Am 8. August veröffentlichte GQ Italia einen Artikel mit einem Titel, der schon alles sagt: der Lario, den sich Kenner für sich behalten. Die Idee ist uns vertraut: vergessen Sie die überdimensionierte Sonnenbrille, den Mahagoni-Bug, der durchs Wasser schneidet, den übersättigten Instagram-Filter. Der echte Comer See ist etwas anderes, aus Regen, privaten Anwesen und historischen Manufakturen, und er liegt fast immer unter der "Dolce Vita"-Politur, die ihm jemand anders aufgeklebt hat.
Für uns ist das keine Neuigkeit. Es ist dieselbe Idee, die wir seit Längerem auf unserer Seite Über uns und unsere Philosophie erzählen: hier noch einmal, mit unseren eigenen Fotos und unseren eigenen Fakten, nicht denen einer Hochglanzreportage.
Nicht die Dolce Vita

Der Comer See wird oft mit der Dolce Vita in Verbindung gebracht. Das ist ein römisches, mondänes Bild, das mit diesen Ufern wenig zu tun hat. Was hier zählt, kommt aus Jahrhunderten der Arbeit: Seide, Webstühle, Fischer, die Werften, in denen die Boote gebaut wurden.
Wer einen Spielplatz für Motorboote erwartet, findet stattdessen eine strengere Landschaft, Berge, die steil ins Wasser fallen. Das ist keine Schönheit, die für Fotos gebaut wurde, sie entstand aus Menschen, die das ganze Jahr darin leben mussten, und deshalb kam der europäische Adel schon im 19. Jahrhundert hierher, lange vor jedem sozialen Netzwerk.
Das Licht, das niemand fotografiert
Der GQ-Artikel sagt es mit anderen Worten, aber der Kern ist derselbe, den wir seit Jahren schreiben: Das beste Licht hier ist nicht das der vollen Sonne. Es ist das des Regens, wenn der Lärm nachlässt, das Wasser zu einem matten Spiegel wird und die Dörfer wieder denen gehören, die dort leben.
Dasselbe gilt für ganze Jahreszeiten, nicht nur für einzelne Tage: Frühling und Herbst zeigen einen See, den ein volles August nie ganz sehen lässt, dieselben Orte mit halb so vielen Menschen.
Echte Anwesen, ohne Pose

Auch darauf hat der Comer See seinen Ruf aufgebaut: Villen, gestaltete Gärten, Steintreppen, die ins Wasser führen.

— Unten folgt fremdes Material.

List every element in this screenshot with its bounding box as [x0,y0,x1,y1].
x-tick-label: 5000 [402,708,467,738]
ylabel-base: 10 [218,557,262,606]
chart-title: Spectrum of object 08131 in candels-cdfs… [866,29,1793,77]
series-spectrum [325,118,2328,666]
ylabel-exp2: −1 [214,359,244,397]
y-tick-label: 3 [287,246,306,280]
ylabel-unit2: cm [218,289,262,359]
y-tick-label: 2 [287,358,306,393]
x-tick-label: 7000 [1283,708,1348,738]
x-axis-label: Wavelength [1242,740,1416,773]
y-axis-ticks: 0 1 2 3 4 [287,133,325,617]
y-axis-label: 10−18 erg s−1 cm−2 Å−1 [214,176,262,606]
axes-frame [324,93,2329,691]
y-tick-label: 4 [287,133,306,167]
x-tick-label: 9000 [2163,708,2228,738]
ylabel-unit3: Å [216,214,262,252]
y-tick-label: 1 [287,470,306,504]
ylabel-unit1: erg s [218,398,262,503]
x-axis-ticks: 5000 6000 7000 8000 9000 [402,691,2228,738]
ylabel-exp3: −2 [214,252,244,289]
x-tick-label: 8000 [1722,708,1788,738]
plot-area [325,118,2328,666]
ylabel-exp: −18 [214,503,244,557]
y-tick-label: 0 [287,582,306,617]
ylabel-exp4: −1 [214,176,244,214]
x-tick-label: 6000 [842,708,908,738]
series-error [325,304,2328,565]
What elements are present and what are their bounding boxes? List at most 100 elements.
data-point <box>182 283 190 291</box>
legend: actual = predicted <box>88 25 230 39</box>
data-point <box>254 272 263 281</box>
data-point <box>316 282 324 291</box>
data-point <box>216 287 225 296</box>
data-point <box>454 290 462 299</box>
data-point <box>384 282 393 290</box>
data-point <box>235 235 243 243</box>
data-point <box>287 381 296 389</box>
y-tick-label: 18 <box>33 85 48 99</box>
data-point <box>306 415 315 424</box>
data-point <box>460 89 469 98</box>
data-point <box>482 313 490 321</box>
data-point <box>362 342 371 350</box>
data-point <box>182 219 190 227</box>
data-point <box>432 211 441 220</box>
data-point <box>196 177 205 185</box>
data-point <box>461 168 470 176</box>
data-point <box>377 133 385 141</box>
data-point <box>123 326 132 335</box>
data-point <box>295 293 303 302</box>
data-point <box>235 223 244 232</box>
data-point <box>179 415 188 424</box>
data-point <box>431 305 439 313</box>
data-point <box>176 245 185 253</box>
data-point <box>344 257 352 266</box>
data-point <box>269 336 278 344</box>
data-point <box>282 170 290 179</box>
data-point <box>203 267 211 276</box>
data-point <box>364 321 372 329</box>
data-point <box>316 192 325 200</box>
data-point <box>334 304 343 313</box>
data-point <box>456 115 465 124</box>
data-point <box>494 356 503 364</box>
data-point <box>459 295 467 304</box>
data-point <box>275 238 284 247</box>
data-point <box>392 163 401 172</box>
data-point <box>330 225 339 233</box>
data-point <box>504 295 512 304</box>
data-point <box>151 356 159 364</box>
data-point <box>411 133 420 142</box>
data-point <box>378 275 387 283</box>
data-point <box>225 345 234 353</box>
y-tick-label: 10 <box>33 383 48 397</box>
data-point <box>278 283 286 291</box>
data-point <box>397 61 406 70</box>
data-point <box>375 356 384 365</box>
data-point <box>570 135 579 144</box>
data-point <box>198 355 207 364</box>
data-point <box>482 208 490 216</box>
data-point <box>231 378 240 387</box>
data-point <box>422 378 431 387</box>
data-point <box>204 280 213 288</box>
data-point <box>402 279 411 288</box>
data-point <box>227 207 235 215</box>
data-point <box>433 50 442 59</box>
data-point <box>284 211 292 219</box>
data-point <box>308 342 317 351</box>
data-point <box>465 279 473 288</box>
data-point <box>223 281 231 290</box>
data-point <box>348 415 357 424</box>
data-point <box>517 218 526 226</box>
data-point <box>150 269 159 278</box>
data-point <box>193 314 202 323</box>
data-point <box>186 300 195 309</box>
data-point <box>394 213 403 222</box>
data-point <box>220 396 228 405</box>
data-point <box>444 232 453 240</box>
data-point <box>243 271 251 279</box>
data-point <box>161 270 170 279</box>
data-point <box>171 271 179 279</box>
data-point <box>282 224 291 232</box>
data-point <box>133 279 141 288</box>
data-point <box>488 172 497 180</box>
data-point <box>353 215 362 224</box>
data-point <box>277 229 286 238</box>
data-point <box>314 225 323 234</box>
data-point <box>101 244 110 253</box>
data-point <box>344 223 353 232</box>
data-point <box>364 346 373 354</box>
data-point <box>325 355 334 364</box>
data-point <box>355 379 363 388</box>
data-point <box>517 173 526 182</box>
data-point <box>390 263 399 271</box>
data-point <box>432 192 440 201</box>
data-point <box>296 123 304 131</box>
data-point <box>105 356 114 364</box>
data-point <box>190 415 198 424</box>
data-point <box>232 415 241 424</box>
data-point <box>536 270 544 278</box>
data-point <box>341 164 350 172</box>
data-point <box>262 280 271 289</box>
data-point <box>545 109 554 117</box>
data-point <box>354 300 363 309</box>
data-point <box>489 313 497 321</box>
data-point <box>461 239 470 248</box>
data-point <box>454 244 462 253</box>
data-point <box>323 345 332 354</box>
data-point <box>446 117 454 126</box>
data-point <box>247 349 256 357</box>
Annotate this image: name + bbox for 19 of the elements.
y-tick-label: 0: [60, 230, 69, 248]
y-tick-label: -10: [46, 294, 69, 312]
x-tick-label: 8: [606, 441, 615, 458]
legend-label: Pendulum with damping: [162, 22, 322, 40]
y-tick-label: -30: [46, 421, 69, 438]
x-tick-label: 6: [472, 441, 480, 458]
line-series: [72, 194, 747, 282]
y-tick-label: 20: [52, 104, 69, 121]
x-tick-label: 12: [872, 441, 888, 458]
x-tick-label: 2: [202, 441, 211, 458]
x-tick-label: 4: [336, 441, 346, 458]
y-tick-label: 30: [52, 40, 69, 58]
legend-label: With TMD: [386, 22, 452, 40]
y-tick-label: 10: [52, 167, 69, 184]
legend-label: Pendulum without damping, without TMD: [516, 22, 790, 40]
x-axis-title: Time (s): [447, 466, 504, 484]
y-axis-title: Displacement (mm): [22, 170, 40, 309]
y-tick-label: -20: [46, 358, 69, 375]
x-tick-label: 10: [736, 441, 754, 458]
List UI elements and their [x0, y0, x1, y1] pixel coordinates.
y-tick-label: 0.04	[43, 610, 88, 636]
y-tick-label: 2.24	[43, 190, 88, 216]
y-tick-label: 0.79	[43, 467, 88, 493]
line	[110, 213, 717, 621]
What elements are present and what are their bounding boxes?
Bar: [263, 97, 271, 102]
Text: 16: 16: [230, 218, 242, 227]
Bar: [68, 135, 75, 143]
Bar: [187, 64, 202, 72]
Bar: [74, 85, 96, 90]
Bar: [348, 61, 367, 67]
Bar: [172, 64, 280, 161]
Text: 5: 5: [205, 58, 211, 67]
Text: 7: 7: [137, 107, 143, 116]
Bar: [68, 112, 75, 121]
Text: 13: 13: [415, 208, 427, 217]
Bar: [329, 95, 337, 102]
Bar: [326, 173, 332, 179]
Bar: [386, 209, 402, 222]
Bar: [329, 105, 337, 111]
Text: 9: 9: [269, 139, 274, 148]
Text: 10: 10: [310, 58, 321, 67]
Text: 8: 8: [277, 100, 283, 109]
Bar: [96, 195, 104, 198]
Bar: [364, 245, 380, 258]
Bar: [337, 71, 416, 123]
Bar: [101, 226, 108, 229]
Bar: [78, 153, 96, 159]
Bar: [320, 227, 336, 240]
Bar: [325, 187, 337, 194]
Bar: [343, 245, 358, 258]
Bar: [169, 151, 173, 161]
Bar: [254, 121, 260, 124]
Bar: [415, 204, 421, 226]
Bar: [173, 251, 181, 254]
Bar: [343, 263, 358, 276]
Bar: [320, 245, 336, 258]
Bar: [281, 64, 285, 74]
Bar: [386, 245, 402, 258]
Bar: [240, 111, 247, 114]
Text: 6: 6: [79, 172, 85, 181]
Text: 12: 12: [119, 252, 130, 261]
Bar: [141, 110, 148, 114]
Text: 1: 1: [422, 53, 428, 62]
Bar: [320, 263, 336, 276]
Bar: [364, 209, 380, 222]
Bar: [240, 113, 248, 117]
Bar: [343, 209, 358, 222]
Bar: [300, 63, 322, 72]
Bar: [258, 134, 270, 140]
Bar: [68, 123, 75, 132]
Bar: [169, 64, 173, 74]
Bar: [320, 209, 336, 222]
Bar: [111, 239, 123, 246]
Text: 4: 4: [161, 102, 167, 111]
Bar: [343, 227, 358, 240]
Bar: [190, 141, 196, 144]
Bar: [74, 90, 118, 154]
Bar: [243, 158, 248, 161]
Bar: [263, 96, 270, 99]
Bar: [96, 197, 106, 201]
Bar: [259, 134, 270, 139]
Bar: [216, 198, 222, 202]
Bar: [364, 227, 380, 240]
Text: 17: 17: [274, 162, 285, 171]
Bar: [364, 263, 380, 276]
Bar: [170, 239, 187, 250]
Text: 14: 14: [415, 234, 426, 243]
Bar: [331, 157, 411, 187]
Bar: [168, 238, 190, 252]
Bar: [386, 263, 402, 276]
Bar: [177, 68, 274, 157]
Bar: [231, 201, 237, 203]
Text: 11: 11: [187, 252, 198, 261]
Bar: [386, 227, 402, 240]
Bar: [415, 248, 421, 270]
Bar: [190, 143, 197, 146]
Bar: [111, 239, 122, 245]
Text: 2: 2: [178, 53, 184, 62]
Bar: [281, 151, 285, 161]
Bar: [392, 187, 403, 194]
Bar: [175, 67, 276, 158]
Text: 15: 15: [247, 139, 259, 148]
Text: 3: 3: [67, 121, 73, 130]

Das ist echte Schönheit, und wir mögen sie, aber für die Kamera zu posieren ist nicht der Punkt.
In unseren Apartments haben die Möbel eine echte Geschichte, nicht gekauft, um Eindruck zu machen: Der Steinkamin aus dem späten 17. Jahrhundert in einem von ihnen ist derselbe, der schon da war, als das Haus noch der Familie gehörte, bevor daraus ein Residence wurde.
Der See abseits der üblichen Routen

Wer zum ersten Mal ankommt, folgt fast immer derselben Spur: die Hauptstraße, die Parkplätze der bekanntesten Dörfer, dieselben zwei oder drei Ziele. Der echte See liegt ein paar Meter höher: oberhalb von Mezzegra steigen die Saumpfade zwischen Trockenmauern an, und innerhalb von zehn Minuten weicht der Straßenlärm der Stille des Waldes, auf denselben Wanderwegen, über die wir hier schreiben.
Brot, das Boot, das Dorfleben

Der einfachste Teil ist am Ende auch der wahrste: Das Brot kommt aus der Dorfbäckerei, die Einkäufe aus dem Markt nebenan, und von dort geht es bis zur Anlegestelle Lenno, ohne das Auto auch nur einmal zu bewegen. Das ist keine für Gäste inszenierte Erfahrung, so lebt man hier das ganze Jahr, und wir lassen es Besucher einfach sehen.
GQ hat all das den See genannt, den sich Kenner für sich behalten. Wir nennen es einfach Zuhause, und deshalb lassen wir es, wie es ist, statt es für ein Foto herauszuputzen.